Bende hiç tükenmez bir hayat vardı
Kırlara yayılan ilkbahar gibi
Kalbim hiç durmadan hızla çarpardı
Göğsümün içinde ateş var gibi
şu mısraları okuduğumda ya da sezen aksu'nun o muhteşem yorumuyla dinlediğimde kendisini rahmetle anarken katillerine lanet ediyorum.
Ülkenin en büyük öykü yazarına reva görülen cefa'yı Sabiha Sertel anlatıyor."Sabahattin Aliyi kahpeler gibi tuzağa düşürdüler, uyurken arkasından vurdular diyor.
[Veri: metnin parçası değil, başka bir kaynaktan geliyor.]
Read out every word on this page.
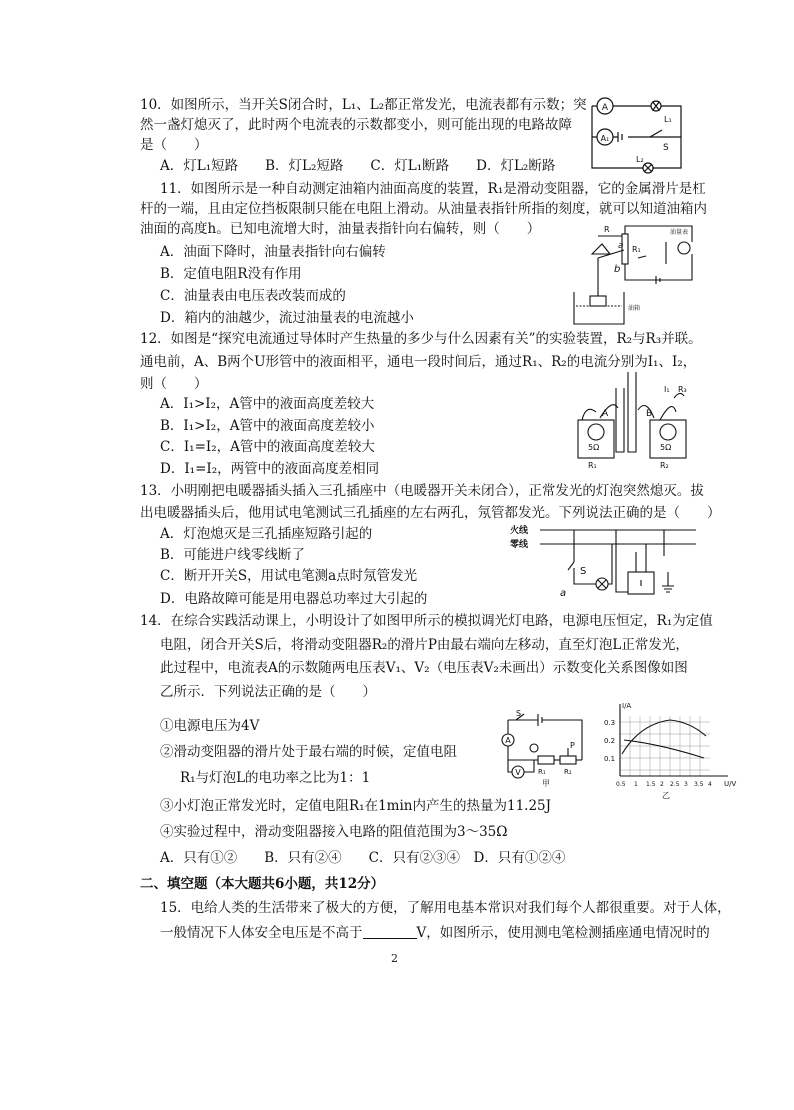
10．如图所示，当开关S闭合时，L₁、L₂都正常发光，电流表都有示数；突
然一盏灯熄灭了，此时两个电流表的示数都变小，则可能出现的电路故障
是（　　）
A．灯L₁短路　　B．灯L₂短路　　C．灯L₁断路　　D．灯L₂断路
A
A₁
L₁
S
L₂
11．如图所示是一种自动测定油箱内油面高度的装置，R₁是滑动变阻器，它的金属滑片是杠
杆的一端，且由定位挡板限制只能在电阻上滑动。从油量表指针所指的刻度，就可以知道油箱内
油面的高度h。已知电流增大时，油量表指针向右偏转，则（　　）
A．油面下降时，油量表指针向右偏转
B．定值电阻R没有作用
C．油量表由电压表改装而成的
D．箱内的油越少，流过油量表的电流越小
a
b
R₁
R	油量表
油箱
12．如图是“探究电流通过导体时产生热量的多少与什么因素有关”的实验装置，R₂与R₃并联。
通电前，A、B两个U形管中的液面相平，通电一段时间后，通过R₁、R₂的电流分别为I₁、I₂，
则（　　）
A．I₁>I₂，A管中的液面高度差较大
B．I₁>I₂，A管中的液面高度差较小
C．I₁=I₂，A管中的液面高度差较大
D．I₁=I₂，两管中的液面高度差相同
A	B
I₁ R₃
5Ω	5Ω
R₁	R₂
13．小明刚把电暖器插头插入三孔插座中（电暖器开关未闭合），正常发光的灯泡突然熄灭。拔
出电暖器插头后，他用试电笔测试三孔插座的左右两孔，氖管都发光。下列说法正确的是（　　）
A．灯泡熄灭是三孔插座短路引起的
B．可能进户线零线断了
C．断开开关S，用试电笔测a点时氖管发光
D．电路故障可能是用电器总功率过大引起的
火线
零线
S
a
14．在综合实践活动课上，小明设计了如图甲所示的模拟调光灯电路，电源电压恒定，R₁为定值
电阻，闭合开关S后，将滑动变阻器R₂的滑片P由最右端向左移动，直至灯泡L正常发光，
此过程中，电流表A的示数随两电压表V₁、V₂（电压表V₂未画出）示数变化关系图像如图
乙所示．下列说法正确的是（　　）
①电源电压为4V
②滑动变阻器的滑片处于最右端的时候，定值电阻
R₁与灯泡L的电功率之比为1：1
③小灯泡正常发光时，定值电阻R₁在1min内产生的热量为11.25J
④实验过程中，滑动变阻器接入电路的阻值范围为3～35Ω
A．只有①②　　B．只有②④　　C．只有②③④　D．只有①②④
S
P
R₁	R₂
A
V
甲
I/A
U/V
0.3
0.2
0.1
0.5 1 1.5 2 2.5 3 3.5 4
乙
二、填空题（本大题共6小题，共12分）
15．电给人类的生活带来了极大的方便，了解用电基本常识对我们每个人都很重要。对于人体，
一般情况下人体安全电压是不高于	V，如图所示，使用测电笔检测插座通电情况时的
2
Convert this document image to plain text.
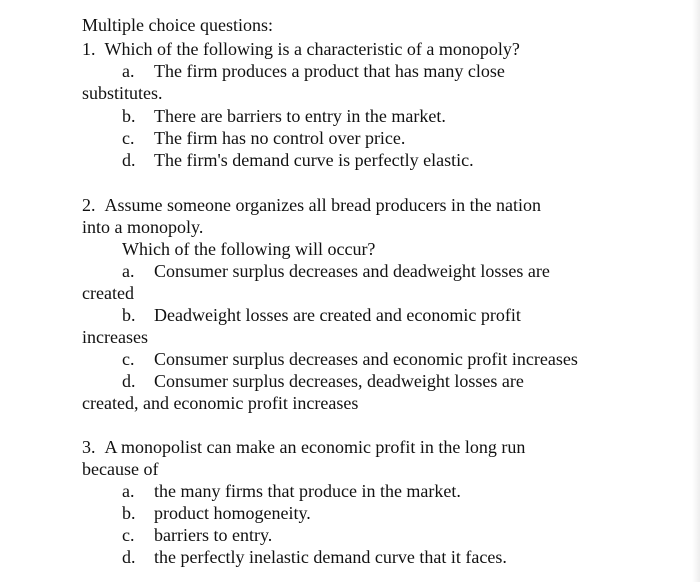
Multiple choice questions:
1. Which of the following is a characteristic of a monopoly?
a. The firm produces a product that has many close
substitutes.
b. There are barriers to entry in the market.
c. The firm has no control over price.
d. The firm's demand curve is perfectly elastic.
2. Assume someone organizes all bread producers in the nation
into a monopoly.
Which of the following will occur?
a. Consumer surplus decreases and deadweight losses are
created
b. Deadweight losses are created and economic profit
increases
c. Consumer surplus decreases and economic profit increases
d. Consumer surplus decreases, deadweight losses are
created, and economic profit increases
3. A monopolist can make an economic profit in the long run
because of
a. the many firms that produce in the market.
b. product homogeneity.
c. barriers to entry.
d. the perfectly inelastic demand curve that it faces.
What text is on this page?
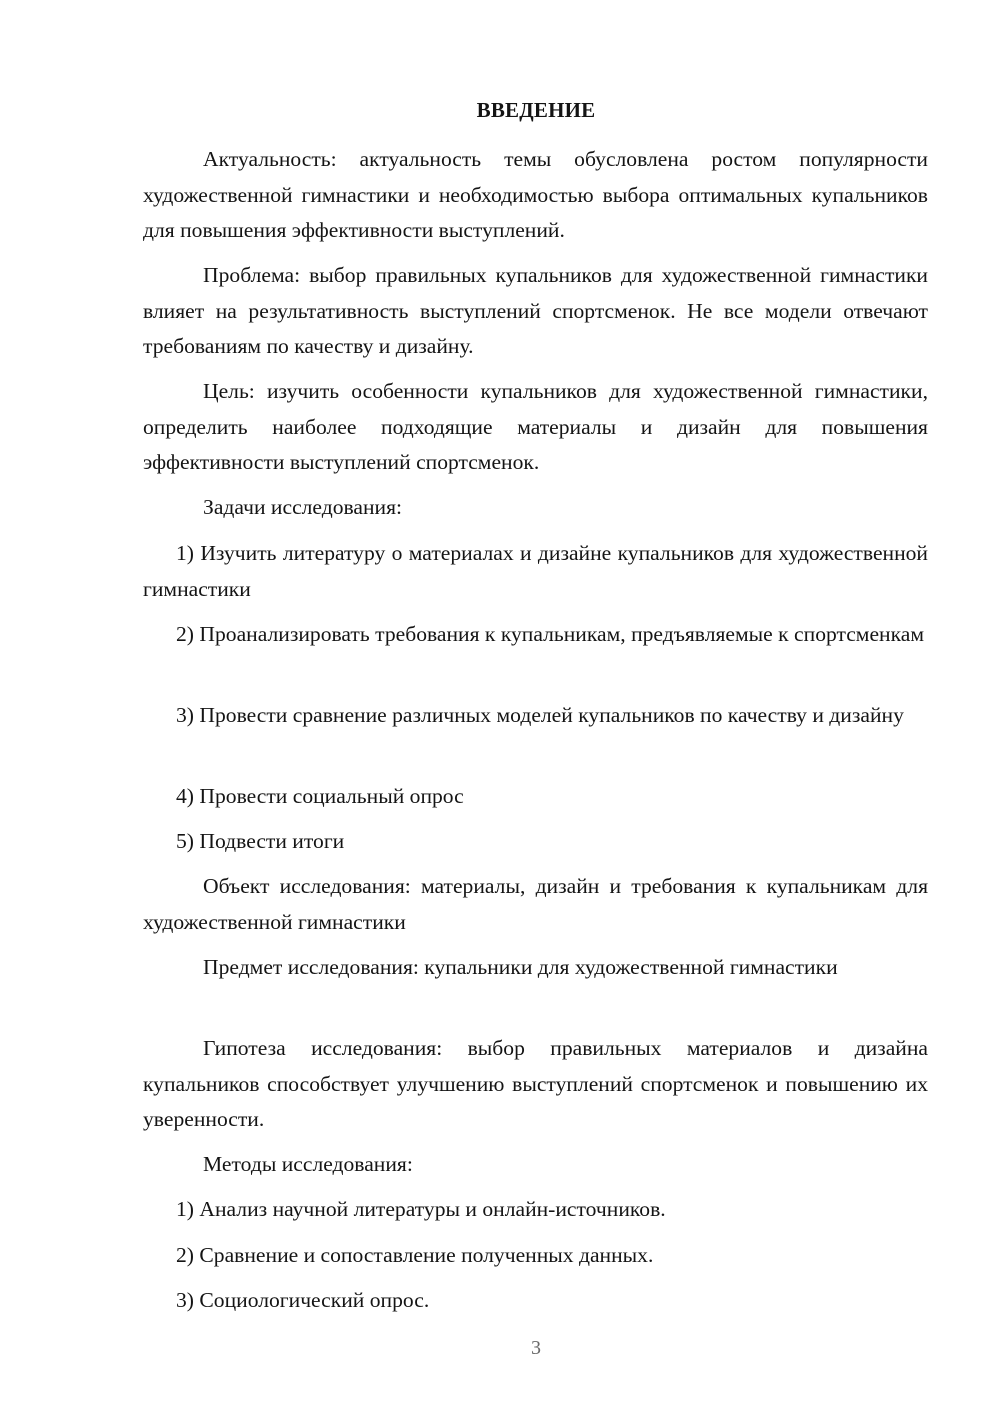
ВВЕДЕНИЕ

Актуальность: актуальность темы обусловлена ростом популярности художественной гимнастики и необходимостью выбора оптимальных купальников для повышения эффективности выступлений.

Проблема: выбор правильных купальников для художественной гимнастики влияет на результативность выступлений спортсменок. Не все модели отвечают требованиям по качеству и дизайну.

Цель: изучить особенности купальников для художественной гимнастики, определить наиболее подходящие материалы и дизайн для повышения эффективности выступлений спортсменок.

Задачи исследования:

1) Изучить литературу о материалах и дизайне купальников для художественной гимнастики

2) Проанализировать требования к купальникам, предъявляемые к спортсменкам

3) Провести сравнение различных моделей купальников по качеству и дизайну

4) Провести социальный опрос

5) Подвести итоги

Объект исследования: материалы, дизайн и требования к купальникам для художественной гимнастики

Предмет исследования: купальники для художественной гимнастики

Гипотеза исследования: выбор правильных материалов и дизайна купальников способствует улучшению выступлений спортсменок и повышению их уверенности.

Методы исследования:

1) Анализ научной литературы и онлайн-источников.

2) Сравнение и сопоставление полученных данных.

3) Социологический опрос.

3
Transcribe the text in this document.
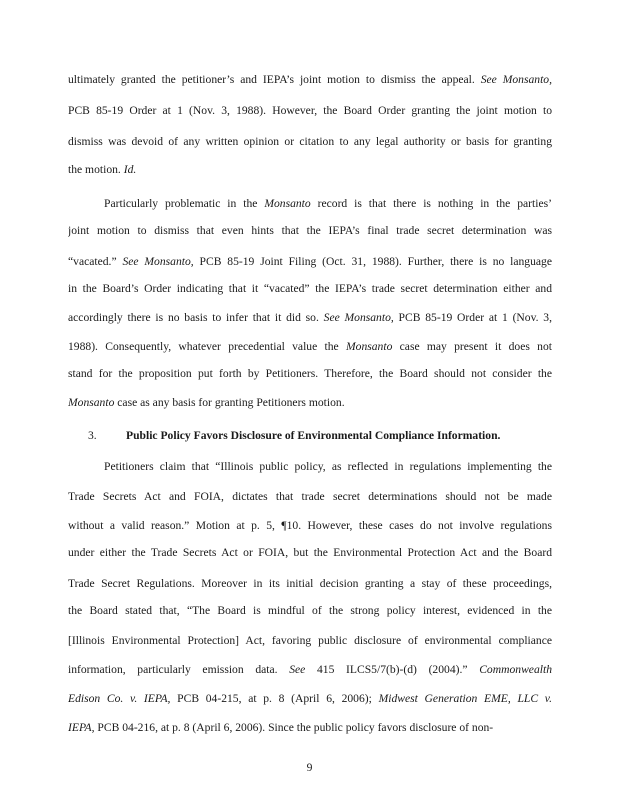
ultimately granted the petitioner’s and IEPA’s joint motion to dismiss the appeal. See Monsanto,
PCB 85-19 Order at 1 (Nov. 3, 1988). However, the Board Order granting the joint motion to
dismiss was devoid of any written opinion or citation to any legal authority or basis for granting
the motion. Id.
Particularly problematic in the Monsanto record is that there is nothing in the parties’
joint motion to dismiss that even hints that the IEPA’s final trade secret determination was
“vacated.” See Monsanto, PCB 85-19 Joint Filing (Oct. 31, 1988). Further, there is no language
in the Board’s Order indicating that it “vacated” the IEPA’s trade secret determination either and
accordingly there is no basis to infer that it did so. See Monsanto, PCB 85-19 Order at 1 (Nov. 3,
1988). Consequently, whatever precedential value the Monsanto case may present it does not
stand for the proposition put forth by Petitioners. Therefore, the Board should not consider the
Monsanto case as any basis for granting Petitioners motion.
3.	Public Policy Favors Disclosure of Environmental Compliance Information.
Petitioners claim that “Illinois public policy, as reflected in regulations implementing the
Trade Secrets Act and FOIA, dictates that trade secret determinations should not be made
without a valid reason.” Motion at p. 5, ¶10. However, these cases do not involve regulations
under either the Trade Secrets Act or FOIA, but the Environmental Protection Act and the Board
Trade Secret Regulations. Moreover in its initial decision granting a stay of these proceedings,
the Board stated that, “The Board is mindful of the strong policy interest, evidenced in the
[Illinois Environmental Protection] Act, favoring public disclosure of environmental compliance
information, particularly emission data. See 415 ILCS5/7(b)-(d) (2004).” Commonwealth
Edison Co. v. IEPA, PCB 04-215, at p. 8 (April 6, 2006); Midwest Generation EME, LLC v.
IEPA, PCB 04-216, at p. 8 (April 6, 2006). Since the public policy favors disclosure of non-
9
Okunması gereken bir yazı http://www.cafrande.org/?p=38583 .
öykülerinde ve romanlarında üstün bir anlatım gücüne sahip türk edebiyatının değerli yazarlarından biridir. eserleri insana ayrı bir tat verir ve okundukça okunası gelir. kürk mantolu madonna,içimizdeki şeytan ve kuyucaklı yusuf adlı romanları vardır ve üçünün de okunmasını tavsiye ederim
sosyalist şair ve yazardır. devrin büyük turancısı nihal atsız ile aralarında büyük bir çekişme olmuş, birbirlerine köşe yazılarından birçok laf sokmuş ve birbirleri hakkında sayısız dava açmışlardır.
sabahattin ali'nin ölümünün şaibeli olduğu ve devlet kurumlarınca öldürüldüğü söylenir.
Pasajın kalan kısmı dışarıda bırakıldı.